We are standing up for America and for the American people. And we are also standing up for the world”, disse o presidente Trump, afirmando que, ao defender os interesses de seu povo e respeitar os direitos dos países vizinhos, segurança, prosperidade e paz são garantidos para todos. É evidente o caráter isolacionista que Trump vem dando aos rumos da política externa estadunidense, sobretudo quando ele afirma que o país escolherá independência e cooperação em vez de governança global, controle e dominação. Como os EUA manterão a hegemonia sem os pilares da governa global é uma questão a ser desvendada…
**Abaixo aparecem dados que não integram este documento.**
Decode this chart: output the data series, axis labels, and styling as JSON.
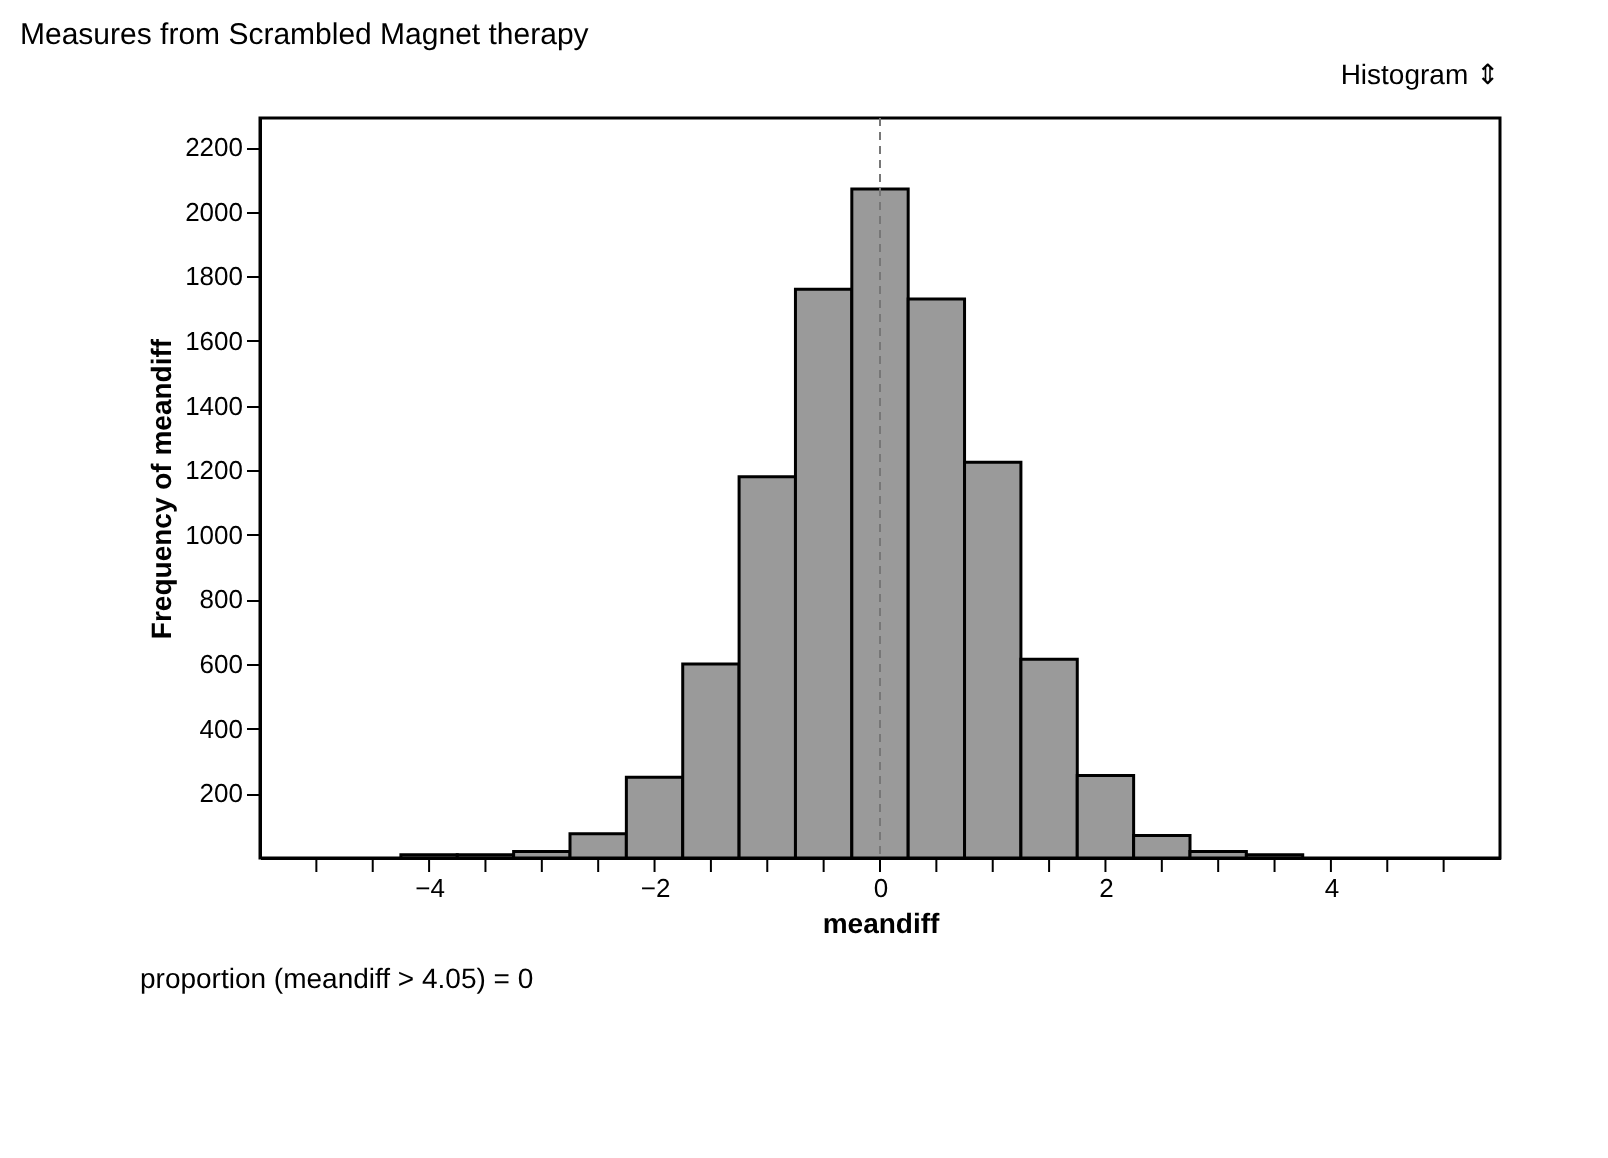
{
  "chart_data": {
    "type": "histogram",
    "title": "Measures from Scrambled Magnet therapy",
    "xlabel": "meandiff",
    "ylabel": "Frequency of meandiff",
    "bins": [
      -4.25,
      -3.75,
      -3.25,
      -2.75,
      -2.25,
      -1.75,
      -1.25,
      -0.75,
      -0.25,
      0.25,
      0.75,
      1.25,
      1.75,
      2.25,
      2.75,
      3.25,
      3.75
    ],
    "values": [
      10,
      10,
      20,
      75,
      250,
      600,
      1180,
      1760,
      2070,
      1730,
      1225,
      615,
      255,
      70,
      20,
      10
    ],
    "color": "#9a9a9a",
    "xlim": [
      -5.5,
      5.5
    ],
    "ylim": [
      0,
      2290
    ],
    "xticks": [
      {
        "value": -5,
        "label": null
      },
      {
        "value": -4.5,
        "label": null
      },
      -4,
      {
        "value": -3.5,
        "label": null
      },
      {
        "value": -3,
        "label": null
      },
      {
        "value": -2.5,
        "label": null
      },
      -2,
      {
        "value": -1.5,
        "label": null
      },
      {
        "value": -1,
        "label": null
      },
      {
        "value": -0.5,
        "label": null
      },
      0,
      {
        "value": 0.5,
        "label": null
      },
      {
        "value": 1,
        "label": null
      },
      {
        "value": 1.5,
        "label": null
      },
      2,
      {
        "value": 2.5,
        "label": null
      },
      {
        "value": 3,
        "label": null
      },
      {
        "value": 3.5,
        "label": null
      },
      4,
      {
        "value": 4.5,
        "label": null
      },
      {
        "value": 5,
        "label": null
      }
    ],
    "yticks": [
      200,
      400,
      600,
      800,
      1000,
      1200,
      1400,
      1600,
      1800,
      2000,
      2200
    ],
    "ref_lines": [
      {
        "axis": "x",
        "value": 0,
        "label": null,
        "color": "#777777",
        "line_style": "dashed"
      }
    ],
    "grid": false,
    "annotations": [
      "Histogram ⇕",
      "proportion (meandiff > 4.05) = 0"
    ]
  }
}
E o princípio do multilateralismo?

Para a chanceler alemã, Angela Merkel, Trump está caminhando para a destruição da ONU e do multilateralismo. Ainda que, segundo ela, a ONU tenha suas imperfeições, é extremamente perigoso destruir a ordem atual sem desenvolver algo para substituí-la. Para Merkel, o multilateralismo é a melhor opção para solucionar os problemas do sistema internacional.
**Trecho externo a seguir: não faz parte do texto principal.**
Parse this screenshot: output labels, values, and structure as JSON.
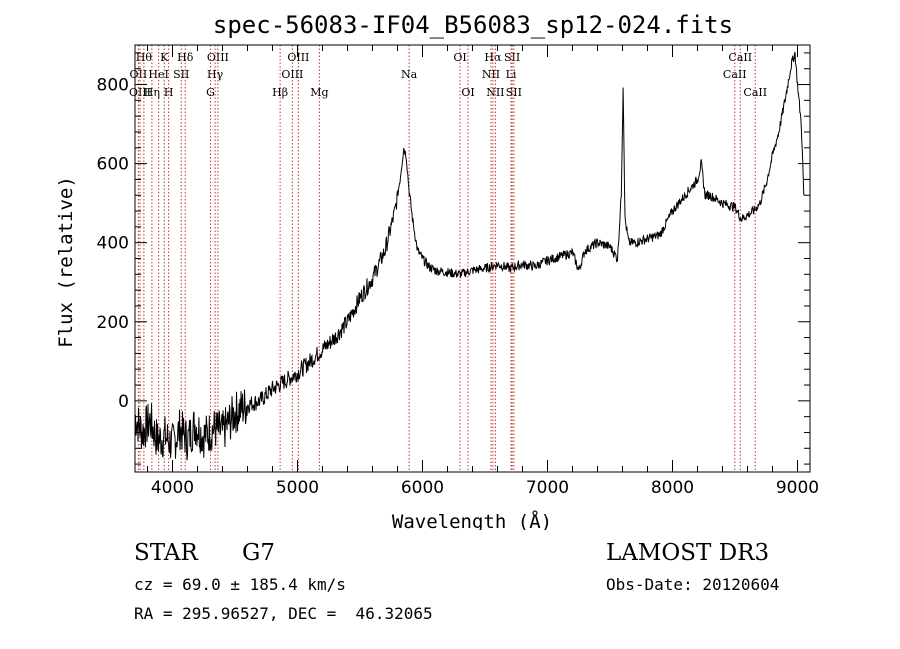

Para alguns analistas, o “America first” está se tornando America alone. Caso Trump continue isolando o país hegemon, o vácuo de poder na liderança global poderá levar a dois caminhos: uma ordem internacional multipolar, com potências regionais; ou a emergência de um novo hegemon – provavelmente a China, que tem se comprometido cada vez mais com as organizações internacionais, mas que ainda não pode, ou não quer, assumir os custos de uma liderança internacional.

Se Trump ressaltou, ao longo de todo seu discurso, o nacionalismo, o isolacionismo e o direito de soberania, o secretário-geral da ONU, António Guterres, apontou em seu discurso de abertura da Assembleia que o sistema internacional passa por um momento de questionamentos, mudanças e queda na confiança nas instituições nacionais, nas regras da ordem internacional e na governança global, o que tem dificultado a cooperação entre os países. A cooperação internacional, afirmou Guterres, garante a paz, os direitos humanos e o desenvolvimento econômico e social. O avanço do sistema internacional em direção a uma ordem multipolar pode trazer riscos, e é nesse momento em que os países devem renovar seu comprometimento com as regras internacionais e com a Carta da ONU.